The Environmental and Energy Study Institute (EESI) deeply regrets President Trump's decision to withdraw from the Paris Climate Agreement.

"Seventy-six years ago, the United States led the free world in defeating an existential menace. Today, the world is confronted with another existential menace: climate change. But instead of stepping up to the plate and assuming its leadership role, the United States is shirking its responsibilities. The rest of the world must not succumb to the same mistake, but rally to defend the agreement," said EESI Chair Jared Blum.

According to Carol Werner, EESI's Executive Director, "Withdrawing from the Paris Climate Agreement is analogous to 'cutting off one's nose to spite one's face.' Such action cedes global leadership to China and Europe, which are announcing their plans to jointly step up their roles. It also flies in the face of the many cities, states, and companies across the country that are committed to moving forward on clean energy, resilience and adaptation because that is what makes sense economically. And Trump's action ignores the majority of Americans across the country who have consistently supported the Paris Climate Agreement and who want the United States to take more action and leadership on climate change. This action does not make America great."

“As a business stakeholder participant in numerous U.N. climate meetings over the past twenty years, I saw first- hand the ability of U.S. negotiators at those meetings to promote global policies ensuring American technology and business interests would benefit from U.S. leadership in those forums," noted Jared Blum. "Abandoning the Paris Agreement is essentially abandoning American economic interests at a critical time as the remainder of the world moves toward confronting climate issues."

The Paris Agreement calls on the world's nations to keep global warming significantly below 2 degrees Celsius (3.6 degrees Fahrenheit) by transitioning to cleaner energy sources and by promoting energy efficiency. With almost universal support from the world's nations, the Paris Agreement entered into force in record time in October 2016. At present, 195 nations have signed the Agreement, with only two countries not participating: Syria (whose government is subject to international sanctions and travel restrictions) and Nicaragua (which felt the Agreement did not go far enough).

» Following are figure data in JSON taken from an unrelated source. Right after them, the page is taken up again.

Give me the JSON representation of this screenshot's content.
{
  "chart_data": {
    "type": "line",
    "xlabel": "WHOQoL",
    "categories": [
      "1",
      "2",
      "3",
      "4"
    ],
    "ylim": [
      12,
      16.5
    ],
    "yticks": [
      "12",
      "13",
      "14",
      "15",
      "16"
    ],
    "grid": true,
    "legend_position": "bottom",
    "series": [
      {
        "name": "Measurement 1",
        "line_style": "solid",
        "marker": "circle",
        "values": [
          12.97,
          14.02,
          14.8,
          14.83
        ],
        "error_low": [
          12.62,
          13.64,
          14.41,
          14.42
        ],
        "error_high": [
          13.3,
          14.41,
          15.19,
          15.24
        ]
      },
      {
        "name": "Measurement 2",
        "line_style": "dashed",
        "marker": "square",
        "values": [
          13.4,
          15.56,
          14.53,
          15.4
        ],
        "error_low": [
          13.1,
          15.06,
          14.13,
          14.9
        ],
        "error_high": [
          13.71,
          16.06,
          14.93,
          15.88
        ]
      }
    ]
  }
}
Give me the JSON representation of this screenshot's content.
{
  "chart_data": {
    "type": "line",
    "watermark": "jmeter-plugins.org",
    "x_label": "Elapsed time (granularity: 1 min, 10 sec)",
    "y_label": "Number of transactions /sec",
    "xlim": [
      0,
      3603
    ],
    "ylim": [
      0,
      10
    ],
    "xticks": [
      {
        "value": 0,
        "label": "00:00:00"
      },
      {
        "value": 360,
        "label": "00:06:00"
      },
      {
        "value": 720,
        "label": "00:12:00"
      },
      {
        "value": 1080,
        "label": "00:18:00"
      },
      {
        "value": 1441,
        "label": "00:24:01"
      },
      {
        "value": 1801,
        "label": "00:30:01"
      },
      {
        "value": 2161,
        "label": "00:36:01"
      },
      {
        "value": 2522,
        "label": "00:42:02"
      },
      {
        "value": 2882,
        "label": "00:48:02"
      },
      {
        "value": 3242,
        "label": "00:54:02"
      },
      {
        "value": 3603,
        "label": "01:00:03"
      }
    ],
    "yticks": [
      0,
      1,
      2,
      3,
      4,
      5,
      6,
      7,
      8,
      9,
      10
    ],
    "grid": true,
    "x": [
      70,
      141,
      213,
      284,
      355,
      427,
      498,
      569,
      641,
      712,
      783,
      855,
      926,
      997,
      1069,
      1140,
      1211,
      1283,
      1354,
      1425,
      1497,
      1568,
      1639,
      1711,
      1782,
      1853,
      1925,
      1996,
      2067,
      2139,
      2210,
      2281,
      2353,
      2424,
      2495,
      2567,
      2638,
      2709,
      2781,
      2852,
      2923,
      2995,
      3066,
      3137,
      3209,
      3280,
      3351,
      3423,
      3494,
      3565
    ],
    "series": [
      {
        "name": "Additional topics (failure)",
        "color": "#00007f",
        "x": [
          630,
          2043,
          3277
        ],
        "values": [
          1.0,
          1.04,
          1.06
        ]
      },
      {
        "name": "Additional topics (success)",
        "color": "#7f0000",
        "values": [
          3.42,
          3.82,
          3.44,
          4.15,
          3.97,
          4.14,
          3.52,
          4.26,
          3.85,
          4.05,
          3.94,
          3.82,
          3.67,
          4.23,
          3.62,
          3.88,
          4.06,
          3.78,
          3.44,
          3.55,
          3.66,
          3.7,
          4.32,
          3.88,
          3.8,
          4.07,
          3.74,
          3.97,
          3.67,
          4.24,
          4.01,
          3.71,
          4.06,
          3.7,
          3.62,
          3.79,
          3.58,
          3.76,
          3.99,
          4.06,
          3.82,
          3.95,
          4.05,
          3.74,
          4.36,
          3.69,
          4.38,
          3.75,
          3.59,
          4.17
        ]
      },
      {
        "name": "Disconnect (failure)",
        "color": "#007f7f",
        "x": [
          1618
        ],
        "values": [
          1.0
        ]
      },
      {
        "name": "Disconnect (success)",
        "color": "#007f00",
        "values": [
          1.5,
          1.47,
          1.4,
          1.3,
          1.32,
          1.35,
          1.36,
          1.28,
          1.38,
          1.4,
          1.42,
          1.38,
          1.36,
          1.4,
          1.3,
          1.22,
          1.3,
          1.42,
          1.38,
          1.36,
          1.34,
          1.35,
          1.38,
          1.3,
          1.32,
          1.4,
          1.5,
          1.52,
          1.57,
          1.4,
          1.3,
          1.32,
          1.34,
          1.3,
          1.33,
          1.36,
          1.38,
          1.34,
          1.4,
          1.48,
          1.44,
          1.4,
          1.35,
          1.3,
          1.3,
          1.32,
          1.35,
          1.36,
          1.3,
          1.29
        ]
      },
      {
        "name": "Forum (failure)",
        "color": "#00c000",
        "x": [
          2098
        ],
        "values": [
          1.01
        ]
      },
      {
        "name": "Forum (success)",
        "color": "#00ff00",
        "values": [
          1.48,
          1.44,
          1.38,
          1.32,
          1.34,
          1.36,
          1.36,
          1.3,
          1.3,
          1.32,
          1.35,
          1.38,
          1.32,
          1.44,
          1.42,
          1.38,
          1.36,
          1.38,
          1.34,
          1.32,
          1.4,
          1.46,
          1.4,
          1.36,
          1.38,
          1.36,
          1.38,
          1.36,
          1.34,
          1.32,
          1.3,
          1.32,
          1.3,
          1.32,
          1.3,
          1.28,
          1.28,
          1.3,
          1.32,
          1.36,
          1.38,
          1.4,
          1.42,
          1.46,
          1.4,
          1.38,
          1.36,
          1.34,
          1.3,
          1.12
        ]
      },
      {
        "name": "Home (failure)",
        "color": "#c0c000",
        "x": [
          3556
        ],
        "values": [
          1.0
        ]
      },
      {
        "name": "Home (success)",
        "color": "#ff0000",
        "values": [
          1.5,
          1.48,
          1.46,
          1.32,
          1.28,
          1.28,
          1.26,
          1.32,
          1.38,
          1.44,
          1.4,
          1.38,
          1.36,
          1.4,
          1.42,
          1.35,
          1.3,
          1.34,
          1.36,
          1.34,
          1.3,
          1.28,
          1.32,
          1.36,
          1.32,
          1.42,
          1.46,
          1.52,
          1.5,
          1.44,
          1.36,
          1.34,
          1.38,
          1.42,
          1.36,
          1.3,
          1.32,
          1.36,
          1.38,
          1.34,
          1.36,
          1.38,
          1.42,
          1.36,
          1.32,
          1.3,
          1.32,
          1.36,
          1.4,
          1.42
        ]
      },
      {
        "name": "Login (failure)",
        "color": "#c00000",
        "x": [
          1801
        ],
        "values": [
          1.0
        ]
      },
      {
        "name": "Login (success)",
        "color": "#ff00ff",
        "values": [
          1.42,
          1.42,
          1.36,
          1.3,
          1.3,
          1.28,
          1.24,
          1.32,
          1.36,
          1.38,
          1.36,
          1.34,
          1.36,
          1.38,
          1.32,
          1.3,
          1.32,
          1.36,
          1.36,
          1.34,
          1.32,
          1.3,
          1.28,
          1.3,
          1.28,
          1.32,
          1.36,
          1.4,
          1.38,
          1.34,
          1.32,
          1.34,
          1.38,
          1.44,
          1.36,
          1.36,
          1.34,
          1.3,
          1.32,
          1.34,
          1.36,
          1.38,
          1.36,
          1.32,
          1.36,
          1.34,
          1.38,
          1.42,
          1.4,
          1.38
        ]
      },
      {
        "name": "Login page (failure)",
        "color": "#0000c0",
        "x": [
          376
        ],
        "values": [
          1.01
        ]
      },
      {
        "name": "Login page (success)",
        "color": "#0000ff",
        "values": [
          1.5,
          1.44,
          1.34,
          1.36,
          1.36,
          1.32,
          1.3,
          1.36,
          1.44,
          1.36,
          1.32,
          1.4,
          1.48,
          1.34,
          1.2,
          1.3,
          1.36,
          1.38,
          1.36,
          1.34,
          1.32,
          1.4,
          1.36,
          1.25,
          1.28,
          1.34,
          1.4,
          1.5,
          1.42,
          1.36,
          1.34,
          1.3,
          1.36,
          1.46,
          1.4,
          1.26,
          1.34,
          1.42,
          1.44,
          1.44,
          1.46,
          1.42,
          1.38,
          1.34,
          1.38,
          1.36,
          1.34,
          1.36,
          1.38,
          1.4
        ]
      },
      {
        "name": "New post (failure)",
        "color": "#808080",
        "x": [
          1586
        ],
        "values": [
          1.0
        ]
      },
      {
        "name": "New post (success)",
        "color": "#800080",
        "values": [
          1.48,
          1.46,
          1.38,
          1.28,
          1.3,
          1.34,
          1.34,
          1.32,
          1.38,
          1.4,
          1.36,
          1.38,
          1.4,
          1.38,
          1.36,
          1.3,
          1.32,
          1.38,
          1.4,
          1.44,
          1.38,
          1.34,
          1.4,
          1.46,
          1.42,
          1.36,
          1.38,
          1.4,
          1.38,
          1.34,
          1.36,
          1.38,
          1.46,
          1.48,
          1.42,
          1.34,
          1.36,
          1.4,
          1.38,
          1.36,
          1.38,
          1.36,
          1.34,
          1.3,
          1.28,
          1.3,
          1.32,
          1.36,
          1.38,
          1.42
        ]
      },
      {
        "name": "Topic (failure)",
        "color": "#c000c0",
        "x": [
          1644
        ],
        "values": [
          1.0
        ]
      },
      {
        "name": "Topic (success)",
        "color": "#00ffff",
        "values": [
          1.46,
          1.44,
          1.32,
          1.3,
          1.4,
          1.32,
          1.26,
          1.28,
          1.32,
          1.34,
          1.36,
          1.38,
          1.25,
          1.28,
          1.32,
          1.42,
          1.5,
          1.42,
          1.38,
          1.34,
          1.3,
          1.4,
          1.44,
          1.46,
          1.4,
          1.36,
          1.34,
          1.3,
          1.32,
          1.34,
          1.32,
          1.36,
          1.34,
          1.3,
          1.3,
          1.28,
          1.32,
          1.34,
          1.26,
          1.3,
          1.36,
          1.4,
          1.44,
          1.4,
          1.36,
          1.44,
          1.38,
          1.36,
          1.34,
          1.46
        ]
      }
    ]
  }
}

"The Trump Administration's decision is certainly a setback for global climate action, and a setback for America's influence in the world. By backing out despite pleas from its allies and friends, the United States is indicating that its word cannot be trusted," said Carol Werner. "We should have learned our lesson: this is the second time the United States has signed but then walked away from a major climate agreement. President George W. Bush failed to anticipate the strong pushback he would receive after he left the 1997 Kyoto Protocol, and the diplomatic fallout continued throughout his entire presidency. I expect the same thing will happen again, making it more difficult for the United States to achieve its international goals. Moreover, the United States may lose countless economic and business opportunities, domestically and internationally, as a result—harming our global relations and our ability to compete."

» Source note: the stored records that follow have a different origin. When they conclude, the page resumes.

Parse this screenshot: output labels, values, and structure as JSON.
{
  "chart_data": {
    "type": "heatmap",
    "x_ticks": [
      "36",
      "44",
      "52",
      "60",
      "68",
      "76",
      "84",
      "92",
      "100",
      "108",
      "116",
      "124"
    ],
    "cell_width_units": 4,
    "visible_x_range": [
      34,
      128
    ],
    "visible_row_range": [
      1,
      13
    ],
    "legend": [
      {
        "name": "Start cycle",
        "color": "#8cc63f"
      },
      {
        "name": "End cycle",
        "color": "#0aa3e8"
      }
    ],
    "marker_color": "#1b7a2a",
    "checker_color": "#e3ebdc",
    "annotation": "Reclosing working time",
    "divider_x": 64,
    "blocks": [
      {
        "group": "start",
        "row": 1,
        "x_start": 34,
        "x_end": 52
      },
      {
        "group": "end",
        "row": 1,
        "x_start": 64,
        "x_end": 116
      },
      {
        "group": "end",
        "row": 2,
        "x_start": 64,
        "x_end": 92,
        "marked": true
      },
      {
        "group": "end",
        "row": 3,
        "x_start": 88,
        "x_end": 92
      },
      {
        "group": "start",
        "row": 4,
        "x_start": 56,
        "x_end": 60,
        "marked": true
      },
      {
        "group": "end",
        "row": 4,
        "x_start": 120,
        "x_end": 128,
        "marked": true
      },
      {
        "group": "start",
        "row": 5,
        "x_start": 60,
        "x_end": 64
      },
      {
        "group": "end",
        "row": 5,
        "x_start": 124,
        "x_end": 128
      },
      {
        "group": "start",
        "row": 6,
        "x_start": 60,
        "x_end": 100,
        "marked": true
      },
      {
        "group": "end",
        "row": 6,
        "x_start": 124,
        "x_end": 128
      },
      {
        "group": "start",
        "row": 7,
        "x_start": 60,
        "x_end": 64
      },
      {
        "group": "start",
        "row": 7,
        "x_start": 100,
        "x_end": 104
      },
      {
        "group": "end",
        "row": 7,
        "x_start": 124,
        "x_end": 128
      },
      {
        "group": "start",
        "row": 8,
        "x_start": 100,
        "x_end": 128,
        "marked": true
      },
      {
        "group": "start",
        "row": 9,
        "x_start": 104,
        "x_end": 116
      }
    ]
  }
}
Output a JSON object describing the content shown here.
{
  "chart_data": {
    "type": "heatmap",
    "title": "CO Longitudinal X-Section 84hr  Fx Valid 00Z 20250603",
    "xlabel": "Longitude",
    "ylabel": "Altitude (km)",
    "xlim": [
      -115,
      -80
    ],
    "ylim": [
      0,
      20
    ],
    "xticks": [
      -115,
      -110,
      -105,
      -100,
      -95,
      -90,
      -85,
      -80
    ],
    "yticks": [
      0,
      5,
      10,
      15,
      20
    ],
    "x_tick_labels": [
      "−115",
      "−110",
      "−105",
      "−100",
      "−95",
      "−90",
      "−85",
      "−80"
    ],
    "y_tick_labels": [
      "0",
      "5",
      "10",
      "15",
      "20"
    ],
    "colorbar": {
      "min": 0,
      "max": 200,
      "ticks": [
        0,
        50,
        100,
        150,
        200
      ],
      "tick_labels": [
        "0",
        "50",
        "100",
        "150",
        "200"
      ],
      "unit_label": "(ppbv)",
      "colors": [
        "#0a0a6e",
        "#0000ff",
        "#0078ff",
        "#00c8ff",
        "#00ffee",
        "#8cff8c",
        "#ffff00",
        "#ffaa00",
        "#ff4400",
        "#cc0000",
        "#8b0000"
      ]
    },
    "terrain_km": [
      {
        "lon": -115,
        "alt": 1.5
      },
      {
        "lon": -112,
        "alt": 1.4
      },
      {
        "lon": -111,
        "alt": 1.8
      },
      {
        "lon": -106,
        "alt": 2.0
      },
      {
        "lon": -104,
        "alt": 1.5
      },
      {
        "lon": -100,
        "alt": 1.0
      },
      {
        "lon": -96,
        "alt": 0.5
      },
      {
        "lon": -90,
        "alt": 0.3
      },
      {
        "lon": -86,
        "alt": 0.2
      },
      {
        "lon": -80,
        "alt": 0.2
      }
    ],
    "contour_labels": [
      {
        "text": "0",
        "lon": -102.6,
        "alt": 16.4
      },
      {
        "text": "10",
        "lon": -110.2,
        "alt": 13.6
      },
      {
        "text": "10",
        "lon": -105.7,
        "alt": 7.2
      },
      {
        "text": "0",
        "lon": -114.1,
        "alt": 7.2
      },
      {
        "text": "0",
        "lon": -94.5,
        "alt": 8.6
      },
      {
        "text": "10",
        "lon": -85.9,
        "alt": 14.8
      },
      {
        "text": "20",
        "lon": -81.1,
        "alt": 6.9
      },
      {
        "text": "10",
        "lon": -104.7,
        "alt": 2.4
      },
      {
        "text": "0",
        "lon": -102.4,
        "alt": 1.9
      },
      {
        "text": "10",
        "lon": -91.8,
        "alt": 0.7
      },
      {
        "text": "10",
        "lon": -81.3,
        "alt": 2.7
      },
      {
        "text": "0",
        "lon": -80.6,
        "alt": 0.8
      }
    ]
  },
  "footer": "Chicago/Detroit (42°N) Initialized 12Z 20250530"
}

"The Paris Climate Agreement depends on peer pressure to succeed, as there is no enforcement mechanism," noted Carol Werner. "Unfortunately, by withdrawing from the Agreement, the United States is reducing the pressure on other nations to live up to their commitments, which undermines the hard-won global consensus to act against climate change." The United States has until recently been the largest emitter of carbon dioxide, and its pledges made up 21 percent of the total emissions cuts laid out in the Paris Agreement.

Following Trump's electoral victory, more than 190 countries and the European Union reaffirmed their commitment to the Paris Climate Agreement in the Marrakech Action Proclamation of November 2016. China, India, and the European Union have all announced their determination to stick to their pledges. It is critical that they do so, as time is running out: 2016 was the hottest year on record, following on the heels of 2014 and 2015, which were both record-breaking as well.